Objective: To compare CDI incidence and diagnostic costs before and after implementation of a PCR diagnostic test.

Methods:   All acute and intensive care units were included in this analysis. CDI cases were defined according to standardized definitions from the CDC.  Group 1 included CDI cases identified by triplicate EIA between October 1, 2009 and February 28, 2010. Group 2 included CDI cases identified by single PCR between March 1, 2010 and September 30, 2010. PASW Statistics version 18 Quality Control Charts were used to quantify and compare CDI cases.
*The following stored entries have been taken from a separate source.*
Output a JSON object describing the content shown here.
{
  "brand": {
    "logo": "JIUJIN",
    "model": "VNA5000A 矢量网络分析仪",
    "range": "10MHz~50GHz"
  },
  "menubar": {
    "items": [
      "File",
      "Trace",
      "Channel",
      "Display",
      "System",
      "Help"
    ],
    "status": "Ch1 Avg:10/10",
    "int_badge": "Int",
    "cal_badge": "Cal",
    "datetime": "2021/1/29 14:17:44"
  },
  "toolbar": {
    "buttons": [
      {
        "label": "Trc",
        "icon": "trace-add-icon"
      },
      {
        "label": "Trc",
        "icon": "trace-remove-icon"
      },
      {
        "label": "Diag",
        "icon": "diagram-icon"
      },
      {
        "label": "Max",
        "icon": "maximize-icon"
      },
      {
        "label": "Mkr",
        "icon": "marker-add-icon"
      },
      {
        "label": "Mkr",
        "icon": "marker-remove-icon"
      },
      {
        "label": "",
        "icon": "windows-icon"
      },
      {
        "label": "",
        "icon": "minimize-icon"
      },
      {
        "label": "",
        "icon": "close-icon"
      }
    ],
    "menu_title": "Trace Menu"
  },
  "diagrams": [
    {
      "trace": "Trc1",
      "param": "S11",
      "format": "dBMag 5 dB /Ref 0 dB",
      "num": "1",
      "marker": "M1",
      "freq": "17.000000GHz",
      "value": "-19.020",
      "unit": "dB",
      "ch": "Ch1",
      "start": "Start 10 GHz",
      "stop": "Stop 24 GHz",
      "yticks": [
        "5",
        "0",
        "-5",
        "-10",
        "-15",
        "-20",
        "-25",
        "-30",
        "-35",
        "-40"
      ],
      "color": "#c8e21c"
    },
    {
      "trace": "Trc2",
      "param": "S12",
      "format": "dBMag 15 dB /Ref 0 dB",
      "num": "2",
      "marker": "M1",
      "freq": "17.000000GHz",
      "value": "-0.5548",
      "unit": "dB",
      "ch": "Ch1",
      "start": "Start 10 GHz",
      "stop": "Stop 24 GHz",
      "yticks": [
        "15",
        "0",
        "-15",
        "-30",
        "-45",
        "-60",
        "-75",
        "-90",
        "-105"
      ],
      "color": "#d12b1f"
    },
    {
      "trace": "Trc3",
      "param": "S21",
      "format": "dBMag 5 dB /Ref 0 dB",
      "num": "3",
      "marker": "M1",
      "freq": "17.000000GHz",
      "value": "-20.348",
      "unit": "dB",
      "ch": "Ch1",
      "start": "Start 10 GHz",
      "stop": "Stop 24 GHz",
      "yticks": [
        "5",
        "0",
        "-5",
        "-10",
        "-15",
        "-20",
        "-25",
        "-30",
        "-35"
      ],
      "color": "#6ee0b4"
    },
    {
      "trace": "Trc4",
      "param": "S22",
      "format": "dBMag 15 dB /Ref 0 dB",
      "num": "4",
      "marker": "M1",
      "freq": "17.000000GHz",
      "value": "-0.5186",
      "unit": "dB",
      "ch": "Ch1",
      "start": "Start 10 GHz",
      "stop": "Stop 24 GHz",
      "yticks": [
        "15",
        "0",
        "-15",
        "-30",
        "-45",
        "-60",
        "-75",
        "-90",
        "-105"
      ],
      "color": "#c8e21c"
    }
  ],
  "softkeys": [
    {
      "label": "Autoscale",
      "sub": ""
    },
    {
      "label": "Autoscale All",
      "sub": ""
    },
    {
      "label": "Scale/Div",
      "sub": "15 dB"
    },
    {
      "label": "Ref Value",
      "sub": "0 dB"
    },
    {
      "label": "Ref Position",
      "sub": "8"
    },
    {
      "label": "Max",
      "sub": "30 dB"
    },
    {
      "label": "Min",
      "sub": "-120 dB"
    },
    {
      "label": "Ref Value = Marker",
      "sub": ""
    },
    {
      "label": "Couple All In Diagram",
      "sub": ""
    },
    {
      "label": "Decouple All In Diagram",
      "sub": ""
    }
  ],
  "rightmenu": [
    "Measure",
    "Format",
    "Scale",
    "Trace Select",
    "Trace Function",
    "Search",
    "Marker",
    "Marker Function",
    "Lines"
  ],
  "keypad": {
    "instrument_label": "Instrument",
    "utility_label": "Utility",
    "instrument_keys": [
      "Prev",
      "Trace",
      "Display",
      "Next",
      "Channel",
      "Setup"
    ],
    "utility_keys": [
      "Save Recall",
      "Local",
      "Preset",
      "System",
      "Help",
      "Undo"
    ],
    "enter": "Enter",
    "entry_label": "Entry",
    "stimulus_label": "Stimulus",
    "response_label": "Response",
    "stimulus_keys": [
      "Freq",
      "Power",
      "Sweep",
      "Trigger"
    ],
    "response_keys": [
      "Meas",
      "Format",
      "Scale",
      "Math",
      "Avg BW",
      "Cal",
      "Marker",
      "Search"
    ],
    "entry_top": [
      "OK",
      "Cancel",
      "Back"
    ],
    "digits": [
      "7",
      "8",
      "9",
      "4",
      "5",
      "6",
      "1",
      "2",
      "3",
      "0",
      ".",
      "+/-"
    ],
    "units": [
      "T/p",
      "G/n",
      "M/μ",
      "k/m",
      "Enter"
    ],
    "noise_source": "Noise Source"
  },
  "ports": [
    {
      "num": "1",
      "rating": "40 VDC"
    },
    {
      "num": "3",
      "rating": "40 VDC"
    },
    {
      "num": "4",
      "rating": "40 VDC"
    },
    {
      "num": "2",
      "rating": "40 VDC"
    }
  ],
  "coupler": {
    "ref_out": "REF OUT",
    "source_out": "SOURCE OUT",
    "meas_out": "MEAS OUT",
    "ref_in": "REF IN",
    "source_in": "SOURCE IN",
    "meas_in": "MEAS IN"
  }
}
CDI rates were reported as number of cases per 1000 patients per month. Mean monthly CDI rates in the pre-and post-implementation periods were compared by chi-square. Mean diagnostic costs were compared by StudentÕs t-test.

Results: After the implementation of PCR testing for CDI, the rates of infection increased to 2.4 per 1000 pt days, followed by steadily decline over the following months. Overall, CDI rates post implementation were significantly lower than pre implementation rates: CDI rates in pre-implementation period was 3/1000 pts per month (EIA, n=143, M=3.0, SD= 4.22) and 0.74 pts per 1000 pts per month in time period 2 (PCR, n=49, M=. 74. SD 1.43); t=3.6, p=<0.01.

Conclusions: CDI rates decreased significantly after implementation of a PCR diagnostic test. The increased sensitivity of the PCR testing with one test likely led to more rapid diagnosis and treatment of affected patients, effectively preventing spread of CDI to other patients.